On the Rewards of the Four Immeasurables

The four immeasurable sublime attitudes are genuinely worth developing because they are qualities that soothe the hearts of living beings in general throughout the world—our parents, relatives, friends, companions, and all living beings of every sort. In addition, when the sublime attitudes are truly present in the heart, they can bring absolute respite from enmity, fear, and animosity. Thus the Buddha taught his followers: “Monks, when the release of the mind (from enmity, fear, and animosity) through good will is cultivated, developed, practiced often, used as a vehicle (leading to the desired goal), used as a foundation, nurtured unceasingly, made habitual, and constantly brought to mind, eleven rewards can be expected: One sleeps with ease, wakes with ease, and dreams no evil dreams. One is dear to human beings, dear to non-human beings, guarded by deities, and untouched by fire, poison, and weapons. One’s mind is easily concentrated and one’s complexion bright. One dies unconfused and—if penetrating no higher—is reborn in the Brahmā worlds.”

When a person acts, speaks, and thinks with good will, it soothes his or her own heart and is conducive to release from suffering. Those who develop these qualities as a constant practice will have the power to soothe the hearts of other living beings through the power of their good will. Thus to develop these qualities in thought, word, and deed is a genuine necessity for those who practice concentration.

In some places this practice is recommended only for those who are prone to anger. But as far as we are concerned here, you should practice this step first no matter what your disposition. If you are prone to anger, this practice will make it that much easier for you to concentrate your mind.

The four sublime attitudes have been compared to the four faces of Brahmā surveying the four directions, or to fortress walls on all four sides of the heart. Whoever develops them will free the heart from fear and danger.
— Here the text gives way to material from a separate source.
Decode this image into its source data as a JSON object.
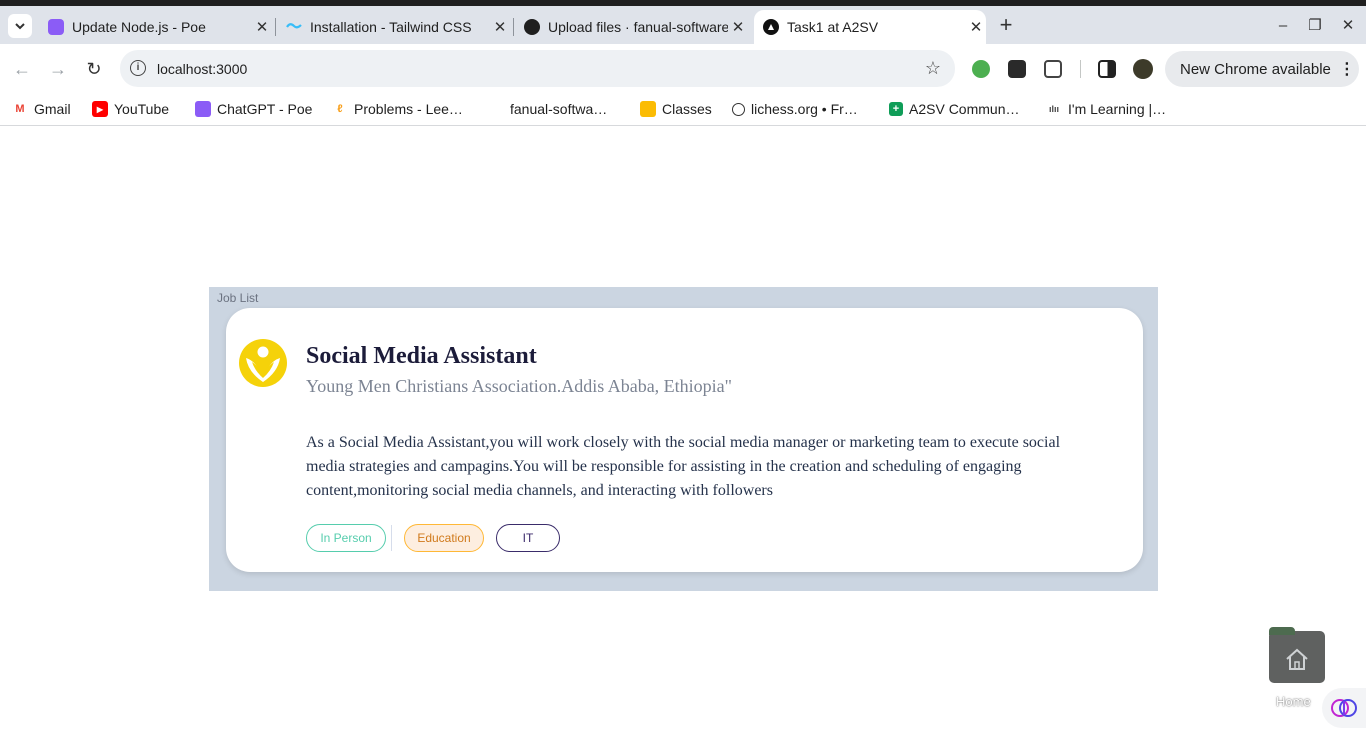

The development of the four sublime attitudes is especially beneficial in connection with the performance of meritorious acts. You should give alms with an attitude of good will, observe the precepts with an attitude of good will, and practice meditation with an attitude of good will. When done in this way, your skillful activities will bring powerful rewards. Thoughts of good will are like clean drops of rain falling from the sky, refreshing and nourishing the grasses and trees. Such thoughts are desired by all human races. Thus if you hope to develop merit, you should examine your heart at all times to see whether or not it feels good will, so that whatever merit you may perform in thought, word, or deed will be truly conducive to future happiness.

The crucial element lies with the heart: If the heart lacks good will, you’ll have a hard time protecting your words and deeds; but if the heart is truly benevolent, your words and deeds are bound not to be defiled. If words and deeds are defiled, though, they won’t suffer the consequences of their defilement. The heart will. The heart is what reaps the results of all good and evil. This being the case, your next step should be to practice concentration so as to develop the heart.